41 - help, i have 11 main characters and this story is a disaster

Start from the beginning
                                    

Pengalaman sekamar bersama sang adik merupakan satu di antara sekian banyak memori masa kecil yang sudah lama terkubur di benak Charles; tak terjangkau jika tujuannya untuk diulang, tetapi masih bisa diraih jika dia semata-mata ingin mengenang.

Kale Bersaudara duduk berhadap-hadapan di atas ranjang, kaki disilangkan, selagi berpasang-pasang mata memantau mereka lewat cermin dua arah yang terpasang pada salah satu dinding.

Apa yang hendak terjadi selanjutnya di antara mereka, Charles berpura-pura menganggapnya sebagai kegiatan bercakap-cakap biasa. Bukan interogasi, tidak ada ancam-mengancam sama sekali, apalagi sampai berkelahi. Hanya obrolan mengenai sekelompok teroris yang kebetulan merupakan kenalan Connor.

Nahas, berpura-pura tidak pernah sesulit ini sebelumnya.

Charles meraih selembar foto dari dalam amplop tanpa benar-benar melihat, sebab fokusnya terpaku kepada sang adik dan segala gerak-geriknya yang terlampau santai. Connor memangku dagu di atas kepalan tangan, kepala dimiringkan, netra hijaunya yang sedikit sayu memperhatikan Charles tak kalah cermat.

"Apa yang kau tahu soal orang ini?" gumam Charles sembari melemparkan foto ke ranjang.

Lembaran foto itu menampakkan potret seorang gadis muda yang tengah terbaring tak sadarkan diri di sebuah arena lapangan indoor. Luka-luka lebam ringan mendominasi nyaris keseluruhan wajahnya, tetapi yang paling parah terdapat di mata kanan—biru dan membengkak—pertanda habis menerima tonjokan luar biasa keras.
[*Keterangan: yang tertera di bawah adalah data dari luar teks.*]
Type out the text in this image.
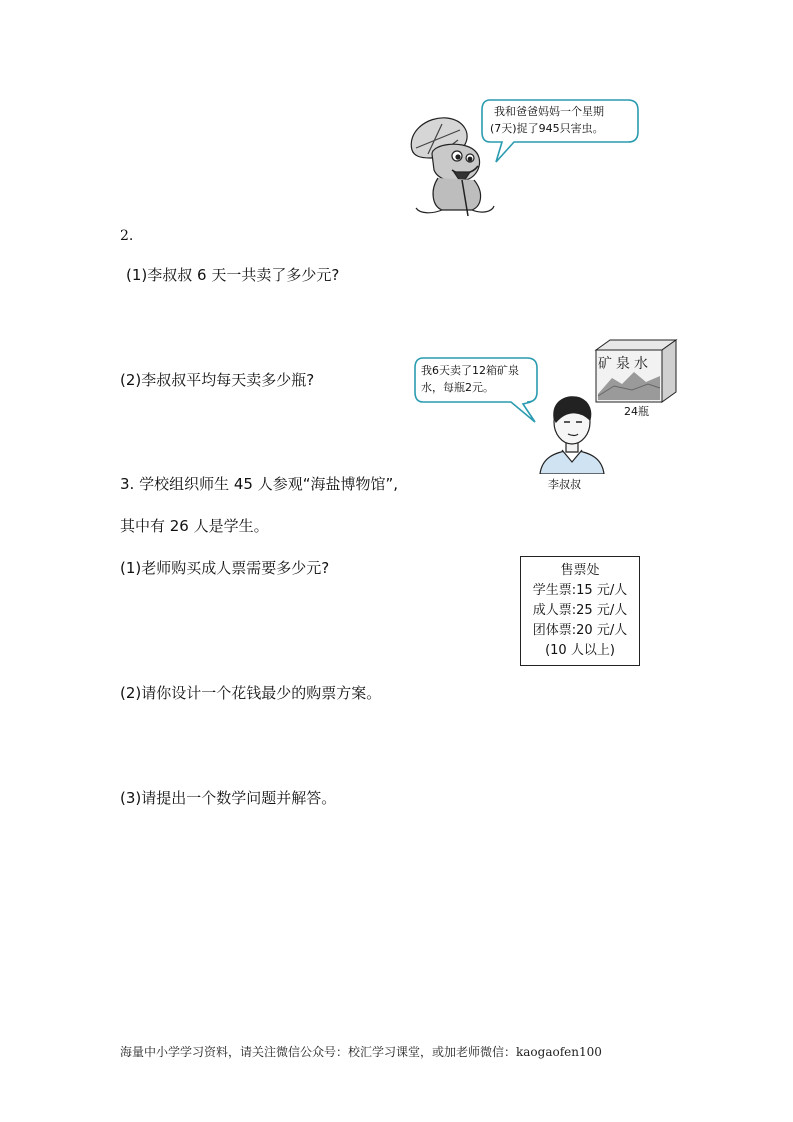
我和爸爸妈妈一个星期
(7天)捉了945只害虫。
2.
(1)李叔叔 6 天一共卖了多少元?
(2)李叔叔平均每天卖多少瓶?
我6天卖了12箱矿泉
水，每瓶2元。
矿泉水
24瓶
李叔叔
3. 学校组织师生 45 人参观“海盐博物馆”,
其中有 26 人是学生。
(1)老师购买成人票需要多少元?	售票处
学生票:15 元/人
成人票:25 元/人
团体票:20 元/人
(10 人以上)
(2)请你设计一个花钱最少的购票方案。
(3)请提出一个数学问题并解答。
海量中小学学习资料，请关注微信公众号：校汇学习课堂，或加老师微信：kaogaofen100
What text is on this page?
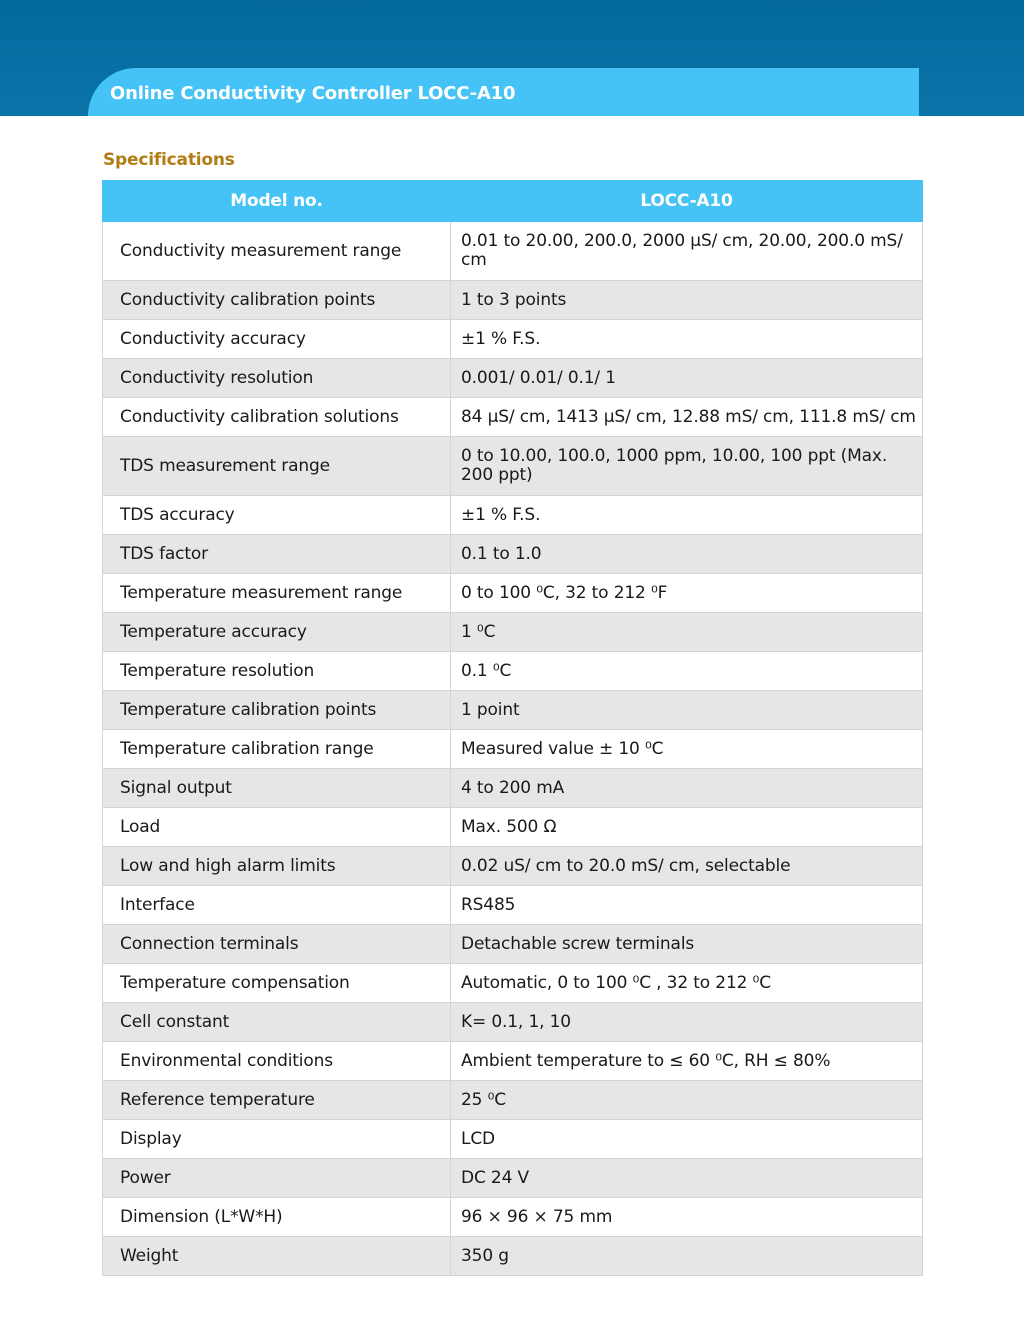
Online Conductivity Controller LOCC-A10
Specifications
Model no.	LOCC-A10
Conductivity measurement range	0.01 to 20.00, 200.0, 2000 μS/ cm, 20.00, 200.0 mS/ cm
Conductivity calibration points	1 to 3 points
Conductivity accuracy	±1 % F.S.
Conductivity resolution	0.001/ 0.01/ 0.1/ 1
Conductivity calibration solutions	84 μS/ cm, 1413 μS/ cm, 12.88 mS/ cm, 111.8 mS/ cm
TDS measurement range	0 to 10.00, 100.0, 1000 ppm, 10.00, 100 ppt (Max. 200 ppt)
TDS accuracy	±1 % F.S.
TDS factor	0.1 to 1.0
Temperature measurement range	0 to 100 ⁰C, 32 to 212 ⁰F
Temperature accuracy	1 ⁰C
Temperature resolution	0.1 ⁰C
Temperature calibration points	1 point
Temperature calibration range	Measured value ± 10 ⁰C
Signal output	4 to 200 mA
Load	Max. 500 Ω
Low and high alarm limits	0.02 uS/ cm to 20.0 mS/ cm, selectable
Interface	RS485
Connection terminals	Detachable screw terminals
Temperature compensation	Automatic, 0 to 100 ⁰C , 32 to 212 ⁰C
Cell constant	K= 0.1, 1, 10
Environmental conditions	Ambient temperature to ≤ 60 ⁰C, RH ≤ 80%
Reference temperature	25 ⁰C
Display	LCD
Power	DC 24 V
Dimension (L*W*H)	96 × 96 × 75 mm
Weight	350 g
Hidung serta sudut bibirnya pun mengucurkan darah. Sekilas, Charles sempat mengira gadis itu adalah laki-laki berkat surai cokelat tanahnya yang dipangkas undercut.

Connor mengangkat foto ke depan mukanya, alhasil memperlihatkan nama Isabelle Zachary yang tertera di bagian belakang foto. Ia ber-hm panjang. "Isabelle Zachary," katanya, "atau Bellezza, merupakan mantan atlet martial arts tangguh asal Distrik Aguare. Ia berhenti tepat setelah kejadian di foto ini." Connor meletakkan kembali foto tersebut, menggeleng-geleng. "Pelatih Bellezza memaksanya ikut pertandingan kelas berat saat usianya baru menginjak empat belas. Tidak cuma kalah total, Bellezza juga menderita patah kaki dan terancam cacat seumur hidup."

Sejenak terdiam, Charles kemudian bertanya, "Kau yang menyembuhkannya?"

"Bisa dibilang begitu." Connor mengedikkan bahu. "Bergabung bersama Venom adalah bentuk balas budi Bellezza terhadapku."

"Apa pula yang kau dapatkan dari itu?"

Connor tersenyum misterius. "Lanjutkan saja dulu. Kau ingin aku membongkar masa lalu mereka semua, bukan?"

Memang demikian rencananya. Charles mengembuskan napas, tidak memiliki pilihan yang lebih baik selain menuruti Connor mumpung dia sedang ingin berbagi informasi. Foto Isabelle Zachary disingkirkan, kemudian dikeluarkanlah lembaran foto berikutnya.

Charles kenal yang satu ini: seorang laki-laki berseragam sales. Rambut pirang cerahnya bergaya—jika itu bisa disebut gaya—berantakan khas orang bangun tidur, irisnya yang semerah rubi berbinar-binar. Suasana di sekeliling lelaki itu gemerlapan dan disesaki kerumunan orang. Dia sendiri menyadari keberadaan kamera dan dengan senang hati memberikan pose manyun kepada sang fotografer; bibir bawahnya yang lebih tebal dimajukan bak bocah tengah memelas minta dibelikan mainan.

Betapa manis dan hampir-hampir polos penampilannya di dalam foto; tidak seperti terakhir kali Charles menemuinya. Bengis, kejam, teroris.

"Ryan Hester," Connor berucap, "alias Ray, lahir dari seorang pelacur yang sudah terlalu sering diajak bercinta sehingga tidak jelas siapa identitas ayahnya. Dia sedang bekerja di sebuah pub di kawasan Goodnight Street, Distrik Geldorie, sewaktu sekelompok pria mabuk datang dan mencoba memperkosanya. Entah bagaimana nasib Ray kalau aku tidak ... " Connor serta-merta berhenti melanjutkan, ekspresinya getir bercampur mual.